Moreover, Chakraborty et al. (2020) chosen five important millet species (pearl millet, sorghum, foxtail millet, finger millet, and proso millet) to mine stress-responsive miRNAs using in silico analysis. The authors demonstrated that many of the miRNA families targeting drought-responsive factors were both functionally and structurally conserved between the species, showing that millets regulatory roles remained largely conserved. Several miRNA families associated with drought-responsive traits were identified in foxtail millet that are in accordance with our study in green millet, namely miR105, 171, 164, 395, 167, 319, 172, 165 and 399 (Chakraborty et al. 2020; this study, Table 1). Therefore, our results indicate that these miRNA families and their targets associated with drought stress are indeed conserved among millet species. However, it should be addressed that other miRNA families were exclusively expressed in green millet under dehydration.

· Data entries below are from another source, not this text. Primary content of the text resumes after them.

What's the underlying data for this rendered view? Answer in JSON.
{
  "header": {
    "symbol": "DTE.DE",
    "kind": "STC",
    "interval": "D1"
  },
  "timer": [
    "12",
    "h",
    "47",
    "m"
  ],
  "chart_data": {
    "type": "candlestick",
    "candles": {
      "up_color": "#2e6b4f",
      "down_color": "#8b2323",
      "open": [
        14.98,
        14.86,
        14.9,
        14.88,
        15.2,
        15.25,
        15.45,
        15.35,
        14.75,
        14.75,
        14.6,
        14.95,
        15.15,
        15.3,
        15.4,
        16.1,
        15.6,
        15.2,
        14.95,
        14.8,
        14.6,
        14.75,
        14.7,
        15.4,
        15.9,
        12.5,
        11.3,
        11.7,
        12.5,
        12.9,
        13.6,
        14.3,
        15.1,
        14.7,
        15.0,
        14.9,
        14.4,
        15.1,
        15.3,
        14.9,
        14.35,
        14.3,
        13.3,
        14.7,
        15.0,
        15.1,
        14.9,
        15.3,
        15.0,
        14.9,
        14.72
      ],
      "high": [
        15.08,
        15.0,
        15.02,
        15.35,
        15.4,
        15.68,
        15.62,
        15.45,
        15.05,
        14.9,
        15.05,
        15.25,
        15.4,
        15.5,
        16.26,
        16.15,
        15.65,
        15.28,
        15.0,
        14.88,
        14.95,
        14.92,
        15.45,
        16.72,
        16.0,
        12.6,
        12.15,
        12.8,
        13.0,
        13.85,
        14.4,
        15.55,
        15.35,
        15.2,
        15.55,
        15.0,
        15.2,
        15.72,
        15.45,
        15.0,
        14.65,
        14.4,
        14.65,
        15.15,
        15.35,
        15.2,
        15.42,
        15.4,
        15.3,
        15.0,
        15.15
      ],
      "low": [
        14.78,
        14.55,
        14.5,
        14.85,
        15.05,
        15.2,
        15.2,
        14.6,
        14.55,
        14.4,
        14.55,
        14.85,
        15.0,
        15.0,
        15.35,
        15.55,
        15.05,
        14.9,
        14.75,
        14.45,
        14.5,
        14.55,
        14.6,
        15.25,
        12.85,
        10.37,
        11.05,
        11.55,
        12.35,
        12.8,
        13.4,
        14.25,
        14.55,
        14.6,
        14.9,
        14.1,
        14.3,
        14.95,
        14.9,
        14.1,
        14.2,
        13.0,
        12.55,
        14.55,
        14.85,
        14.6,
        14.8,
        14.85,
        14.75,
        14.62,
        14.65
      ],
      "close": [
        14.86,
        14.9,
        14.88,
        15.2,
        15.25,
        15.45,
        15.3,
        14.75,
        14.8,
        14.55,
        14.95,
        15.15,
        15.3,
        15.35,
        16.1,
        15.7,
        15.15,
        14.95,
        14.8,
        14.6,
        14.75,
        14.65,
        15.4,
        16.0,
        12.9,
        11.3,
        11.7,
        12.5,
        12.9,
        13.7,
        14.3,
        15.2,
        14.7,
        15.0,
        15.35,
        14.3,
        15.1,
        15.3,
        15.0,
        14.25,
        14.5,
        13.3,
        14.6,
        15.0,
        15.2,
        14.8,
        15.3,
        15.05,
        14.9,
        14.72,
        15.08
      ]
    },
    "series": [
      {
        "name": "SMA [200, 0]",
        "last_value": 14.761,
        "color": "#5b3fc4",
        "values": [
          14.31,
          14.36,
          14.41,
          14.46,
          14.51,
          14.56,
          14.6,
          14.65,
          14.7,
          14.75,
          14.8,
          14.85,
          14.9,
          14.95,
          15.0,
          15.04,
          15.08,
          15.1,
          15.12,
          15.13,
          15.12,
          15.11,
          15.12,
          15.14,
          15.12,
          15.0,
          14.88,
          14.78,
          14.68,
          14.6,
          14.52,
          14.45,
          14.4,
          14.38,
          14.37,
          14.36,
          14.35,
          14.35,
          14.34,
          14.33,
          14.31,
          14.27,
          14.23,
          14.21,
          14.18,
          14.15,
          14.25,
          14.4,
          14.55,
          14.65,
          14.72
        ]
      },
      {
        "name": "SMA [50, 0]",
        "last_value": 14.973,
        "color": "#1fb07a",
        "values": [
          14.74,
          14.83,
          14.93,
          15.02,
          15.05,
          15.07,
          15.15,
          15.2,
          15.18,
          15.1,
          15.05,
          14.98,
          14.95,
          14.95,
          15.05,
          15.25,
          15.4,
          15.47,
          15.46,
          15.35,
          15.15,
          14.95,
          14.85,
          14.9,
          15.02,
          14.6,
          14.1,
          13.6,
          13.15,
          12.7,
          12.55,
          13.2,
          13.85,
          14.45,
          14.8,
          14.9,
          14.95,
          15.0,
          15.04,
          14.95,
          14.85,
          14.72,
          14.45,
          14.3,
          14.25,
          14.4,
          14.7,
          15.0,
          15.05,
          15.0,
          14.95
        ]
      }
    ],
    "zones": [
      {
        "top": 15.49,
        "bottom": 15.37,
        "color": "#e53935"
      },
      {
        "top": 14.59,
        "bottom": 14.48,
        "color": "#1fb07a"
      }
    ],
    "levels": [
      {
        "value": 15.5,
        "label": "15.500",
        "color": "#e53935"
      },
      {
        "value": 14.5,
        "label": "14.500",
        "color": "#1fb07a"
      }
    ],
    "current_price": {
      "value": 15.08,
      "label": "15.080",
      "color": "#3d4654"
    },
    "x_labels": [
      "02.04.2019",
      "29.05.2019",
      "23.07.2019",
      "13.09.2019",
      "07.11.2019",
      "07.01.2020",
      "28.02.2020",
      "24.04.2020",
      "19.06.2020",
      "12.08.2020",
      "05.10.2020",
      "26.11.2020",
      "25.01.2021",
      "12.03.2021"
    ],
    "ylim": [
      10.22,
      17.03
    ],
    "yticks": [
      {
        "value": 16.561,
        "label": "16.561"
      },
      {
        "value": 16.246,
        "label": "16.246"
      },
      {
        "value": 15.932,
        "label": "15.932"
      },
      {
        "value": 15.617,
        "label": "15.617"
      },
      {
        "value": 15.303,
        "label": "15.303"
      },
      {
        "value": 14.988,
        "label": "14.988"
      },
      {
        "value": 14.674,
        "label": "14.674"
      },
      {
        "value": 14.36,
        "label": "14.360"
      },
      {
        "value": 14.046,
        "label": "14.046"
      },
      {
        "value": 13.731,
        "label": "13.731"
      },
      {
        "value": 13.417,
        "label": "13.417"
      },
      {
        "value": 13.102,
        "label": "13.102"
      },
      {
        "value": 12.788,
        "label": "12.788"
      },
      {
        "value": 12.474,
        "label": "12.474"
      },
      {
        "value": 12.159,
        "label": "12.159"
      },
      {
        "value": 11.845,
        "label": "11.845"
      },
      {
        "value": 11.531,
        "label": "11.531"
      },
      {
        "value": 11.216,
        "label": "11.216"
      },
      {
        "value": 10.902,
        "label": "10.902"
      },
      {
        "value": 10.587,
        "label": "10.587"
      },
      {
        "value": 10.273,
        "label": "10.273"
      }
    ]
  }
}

Regulation of cell wall-related genes by novel miRNAs during early responses to drought

Our in silico analysis in green millet also reveals that several cell wall-related genes were predicted to be regulated by novel miRNAs differentially expressed in early responses of drought stress in Setaria viridis (Supplemenary File 6). Cell wall synthesis and remodeling is a mechanism employed by plants under abiotic stress, mainly because the major issue during a drought is to restrict the shoot development and sustain the root growth (Tenhaken 2015; Le Gall et al. 2015; Oliveira et al. 2020). As mentioned above, the production of ROS and peroxidases is a primary response to biotic and abiotic stresses (de Carvalho 2008), which are responsible for the cross-linking of phenolic compounds and glycoproteins in the cell walls, causing stiffening. Moreover, cell wall-related enzymes are also responsible to modulate cell growth through the modification of the cell wall matrix, resulting in wall loosening to allow further growth of stressed organs (Tenhaken et al. 2015). Our results demonstrated that seven novel miRNA genes up-regulated during drought stress (SvmiRp86, 453, 466, 471, 730, 751 and 826) are predicted to target a wide range of cell wall-related genes coding for UDP-glucosyl transferase, laccase, β-mannanase, glycosil transferase, glycosil hydrolase, xyloglucan fucosyltransferase and pectin methylesterase (Supplementary File 6). A single novel miRNA, SvmiRp86, was down-regulated in severe stress, and this miRNA gene was predicted to target different cell wall genes belonging to the families of expansins, glycosil hydrolases 16, β-glucosidases and α-1,4-glucanases. All these cell wall-modifying genes had their expression negatively correlated with SvmiRp86 expression, as corroborated by RT-qPCR data (Fig. 4B; Supplementary Fig. 2). Altogether, these results indicate a strict regulation of cell wall during early responses of drought stress and recovery of Setaria plants. Therefore, it would be interesting to perform detailed analyses on the relationship between the miRNA, their targets and cell wall structure in plants under abiotic stress and during recovery from drought.

Conclusions

In conclusion, our results demonstrated a fine-tuning of miRNA regulation during early responses of Setaria viridis plants to drought and after recovery. The predicted mRNA targets mainly corresponded to genes related to cell wall remodeling, growth, antioxidant system and drought-related transcription factors. Ecophysiological studies demonstrated that the S. viridis accession used in this study is highly tolerant to drought and capable of a rapid recovery response, demonstrating an adaptive mechanism to cope with abiotic stress. Therefore, the genetic engineering of miRNAs and their predicted targets represents a promising strategy to improve drought stress tolerance in crops phylogenetically related to 1`S. viridis, such as sugarcane, maize, and sorghum.